Balancing A Draft System


Chris Wagner — Cincinnati, Ohio asks,

I have read that numerous homebrewers use around 6 ft. (1.8 m) or less of tubing to pour their beer. Every time I have tried this length, I get a crazy amount of foam. I stumbled upon this website ( and it has most beers in the 11–12 ft. (3.4–3.7 m) of tubing range. Since I have started using these lengths, I have had a balanced system. Why can some brewers have a balanced system with half the length of tubing that I can? Thanks for the help, Mr. Wizard! For reference, I use 3⁄16-in. (5-mm) vinyl tubing and picnic taps.


For starters, thanks for the great link. Mike Soltys, PhD. is the brains behind the hose length calculator you referenced and he has taken a fluid dynamics approach to beer line calculations using the Bernoulli, Darcy Weisbach, and Swamee-Jain equations to develop his very cool tool!

Pouring beer on draft and determining the ideal line length is a function of several variables, with the most significant being beer carbonation level, beer temperature throughout the system, especially in the warmest area, change in liquid elevation, pouring rate, and pressure drop across the system (keg coupler, beer line, any restrictors or reducers, and the faucet/tap itself). Soltys’ tool accounts for these variables, but does not take into account pressure drop/flow restriction across the beer faucet, changes in beer temperature from beer storage to beer faucet (for example with systems where part of the line is not properly insulated), glass temperature, glass surface roughness, and pouring technique used by the person pouring the beer. His tool is designed to determine the line length to balance the variables listed above and it’s really intuitive to use.

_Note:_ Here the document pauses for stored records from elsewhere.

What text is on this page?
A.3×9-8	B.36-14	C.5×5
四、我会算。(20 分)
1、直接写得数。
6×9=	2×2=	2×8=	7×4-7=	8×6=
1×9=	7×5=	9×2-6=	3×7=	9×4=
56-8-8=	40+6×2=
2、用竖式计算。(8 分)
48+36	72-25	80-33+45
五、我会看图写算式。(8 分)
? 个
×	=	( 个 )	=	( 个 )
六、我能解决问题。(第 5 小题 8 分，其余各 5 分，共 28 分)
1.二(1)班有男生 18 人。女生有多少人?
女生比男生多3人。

Let’s switch gears and discuss your situation for a moment. In my experience and the experience of many others who have written about balancing draft systems, you should be able to pour 38 °F (3 °C) beer normally carbonated to about 2.5–2.6 volumes using 6 ft. (1.8 m) of 3⁄16-in. (5 mm) tubing without excessive foaming. If you consistently are having problems with these conditions, consider checking or replacing your secondary CO2 pressure gauge (usually a 0–60 psig gauge) and reviewing your pouring technique . . . problem solving must begin with the obvious. If your pressure gauge is reading incorrectly, you could be consistently over-carbonating your beers and not knowing it.

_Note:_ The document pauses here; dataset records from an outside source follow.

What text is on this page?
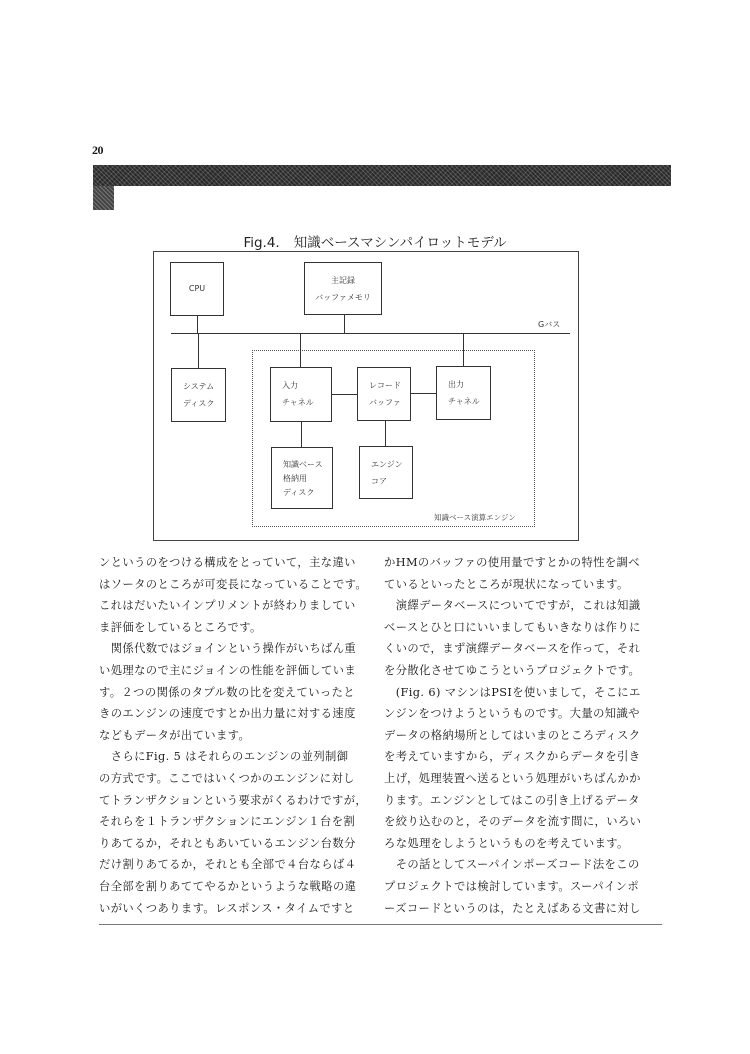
20
Fig.4. 知識ベースマシンパイロットモデル
Gバス
CPU
主記録
バッファメモリ
システム
ディスク
入力
チャネル
レコード
バッファ
出力
チャネル
知識ベース
格納用
ディスク
エンジン
コア
知識ベース演算エンジン
ンというのをつける構成をとっていて，主な違い
はソータのところが可変長になっていることです。
これはだいたいインプリメントが終わりましてい
ま評価をしているところです。
　関係代数ではジョインという操作がいちばん重
い処理なので主にジョインの性能を評価していま
す。２つの関係のタプル数の比を変えていったと
きのエンジンの速度ですとか出力量に対する速度
などもデータが出ています。
　さらにFig. 5 はそれらのエンジンの並列制御
の方式です。ここではいくつかのエンジンに対し
てトランザクションという要求がくるわけですが，
それらを１トランザクションにエンジン１台を割
りあてるか，それともあいているエンジン台数分
だけ割りあてるか，それとも全部で４台ならば４
台全部を割りあててやるかというような戦略の違
いがいくつあります。レスポンス・タイムですと
かHMのバッファの使用量ですとかの特性を調べ
ているといったところが現状になっています。
　演繹データベースについてですが，これは知識
ベースとひと口にいいましてもいきなりは作りに
くいので，まず演繹データベースを作って，それ
を分散化させてゆこうというプロジェクトです。
　(Fig. 6) マシンはPSIを使いまして，そこにエ
ンジンをつけようというものです。大量の知識や
データの格納場所としてはいまのところディスク
を考えていますから，ディスクからデータを引き
上げ，処理装置へ送るという処理がいちばんかか
ります。エンジンとしてはこの引き上げるデータ
を絞り込むのと，そのデータを流す間に，いろい
ろな処理をしようというものを考えています。
　その話としてスーパインポーズコード法をこの
プロジェクトでは検討しています。スーパインポ
ーズコードというのは，たとえばある文書に対し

Pouring draft beer into a cool, wet glass produces much less foam compared to pouring beer into a warm, dry glass. And pouring beer into a rough glass may result in foaming whether or not the glass is cold and wet or warm and dry. Another important technique is to fully open the beer faucet when pouring and to pour beer down the side of the glass at a ~45° incline.

When I start pouring a beer, I will immediately stop pouring if the first couple of ounces are foam and wait until the foam has collapsed into beer before continuing with the pour. Beer/bartenders often struggle with pours that begin foamy and can save so much consternation and loss associated with foaming if they simply let their problematic pours settle before continuing. Why does this work? Well, many beer systems are cooled up to the point where the beer line connects with the beer faucet, leaving about 6 inches (15 cm) of metal between the “tail piece” shank and faucet that is not cooled.

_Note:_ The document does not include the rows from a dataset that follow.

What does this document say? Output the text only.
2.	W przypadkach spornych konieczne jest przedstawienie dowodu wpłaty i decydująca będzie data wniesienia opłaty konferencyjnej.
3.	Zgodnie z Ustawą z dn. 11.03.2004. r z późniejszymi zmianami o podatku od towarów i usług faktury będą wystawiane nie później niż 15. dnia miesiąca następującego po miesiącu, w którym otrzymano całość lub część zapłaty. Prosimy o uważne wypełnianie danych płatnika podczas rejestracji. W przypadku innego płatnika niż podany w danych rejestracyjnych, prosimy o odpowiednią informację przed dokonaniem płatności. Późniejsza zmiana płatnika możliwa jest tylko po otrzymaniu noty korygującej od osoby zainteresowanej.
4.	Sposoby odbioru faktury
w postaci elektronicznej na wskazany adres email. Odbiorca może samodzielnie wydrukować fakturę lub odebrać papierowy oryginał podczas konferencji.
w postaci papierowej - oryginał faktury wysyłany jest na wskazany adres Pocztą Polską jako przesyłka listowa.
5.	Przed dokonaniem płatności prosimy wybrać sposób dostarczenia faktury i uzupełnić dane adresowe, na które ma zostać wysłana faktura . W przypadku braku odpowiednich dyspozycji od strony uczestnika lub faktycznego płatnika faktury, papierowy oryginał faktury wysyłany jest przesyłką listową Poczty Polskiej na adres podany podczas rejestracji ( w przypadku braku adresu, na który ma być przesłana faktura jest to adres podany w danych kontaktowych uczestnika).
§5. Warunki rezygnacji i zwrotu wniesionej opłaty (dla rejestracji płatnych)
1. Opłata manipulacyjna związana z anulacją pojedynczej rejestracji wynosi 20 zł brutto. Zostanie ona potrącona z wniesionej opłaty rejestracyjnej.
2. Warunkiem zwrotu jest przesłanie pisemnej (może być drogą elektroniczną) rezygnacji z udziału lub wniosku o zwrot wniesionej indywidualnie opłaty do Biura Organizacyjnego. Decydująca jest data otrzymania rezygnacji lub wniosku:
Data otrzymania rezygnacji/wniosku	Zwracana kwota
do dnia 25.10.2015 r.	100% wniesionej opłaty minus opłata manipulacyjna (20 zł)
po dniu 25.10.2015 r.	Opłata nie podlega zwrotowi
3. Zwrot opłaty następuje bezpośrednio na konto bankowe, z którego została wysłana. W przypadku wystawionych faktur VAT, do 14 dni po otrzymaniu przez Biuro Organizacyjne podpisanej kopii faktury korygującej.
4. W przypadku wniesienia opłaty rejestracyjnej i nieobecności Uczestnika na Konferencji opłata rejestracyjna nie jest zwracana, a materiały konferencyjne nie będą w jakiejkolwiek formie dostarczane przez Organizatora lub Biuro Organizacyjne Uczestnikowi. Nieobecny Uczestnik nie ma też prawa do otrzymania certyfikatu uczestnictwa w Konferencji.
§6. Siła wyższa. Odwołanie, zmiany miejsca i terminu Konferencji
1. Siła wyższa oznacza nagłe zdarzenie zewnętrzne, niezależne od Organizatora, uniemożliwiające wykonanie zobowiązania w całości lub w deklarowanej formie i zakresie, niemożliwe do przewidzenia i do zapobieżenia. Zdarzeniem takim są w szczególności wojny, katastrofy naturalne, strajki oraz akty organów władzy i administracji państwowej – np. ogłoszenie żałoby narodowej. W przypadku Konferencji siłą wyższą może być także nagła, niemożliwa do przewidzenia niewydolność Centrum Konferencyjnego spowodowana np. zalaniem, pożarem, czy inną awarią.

The beer in this section of the system warms over time and can result in straight foam for the first bit of a pour, especially when the time between pours is extended. Some bartenders will shoot the first bit of beer to the drain before pouring, and that method also reduces beer loss because foam creates foam and the small sacrifice is usually a good investment.

In your case, using a longer line solved your problem and I am leaning toward your carbonation and/or serving temperature for fomenting foam.

Let’s go back to Soltys’ hose length calculator. An interesting addition to his calculator is the time taken to fill a pint; a handy way of expressing flow rate. The two examples below show beer in a keg with 12 psig of CO2 pressure. The carbonation level in the beer is not given because the temperature corresponds to beer temperature. Let’s assume the temperature is 38 °F (3 °C); referring to a carbonation table this beer contains 2.57 volumes of CO2.

Note that the only differences in the two examples are flow rate (seconds per pint or spp) and calculated hose length. You can balance the system using 6 ft. (1.8 m) of hose when the flow rate is 7.5 spp (seconds per pint) and you can also balance the system when flowing at 10 spp through 10 ft. (3 m) of line. That’s cool, but how do you change the flow rate through the line?

In practice, most beer faucets have no flow control so you get what the system dictates when the faucet is opened. And the beer either foams or does not foam based on how it enters the glass. As long as the beer flows smoothly, foaming will be minimal. If the velocity entering your glass is too fast to prevent foaming, you can slow things down by using a longer section of draft line, holding the faucet above the keg to increase the vertical lift (easy to do with a picnic tap, but impossible when the faucets are fixed to a bar or the side of a keezer), using a flow control faucet (much more common these days than in the past), or working on pouring technique. Like just about everything else in brewing, there is no single solution to determining “the correct” draft line length! I hope this helps solve your problem as opposed to presenting you with more.

Response by Ashton Lewis.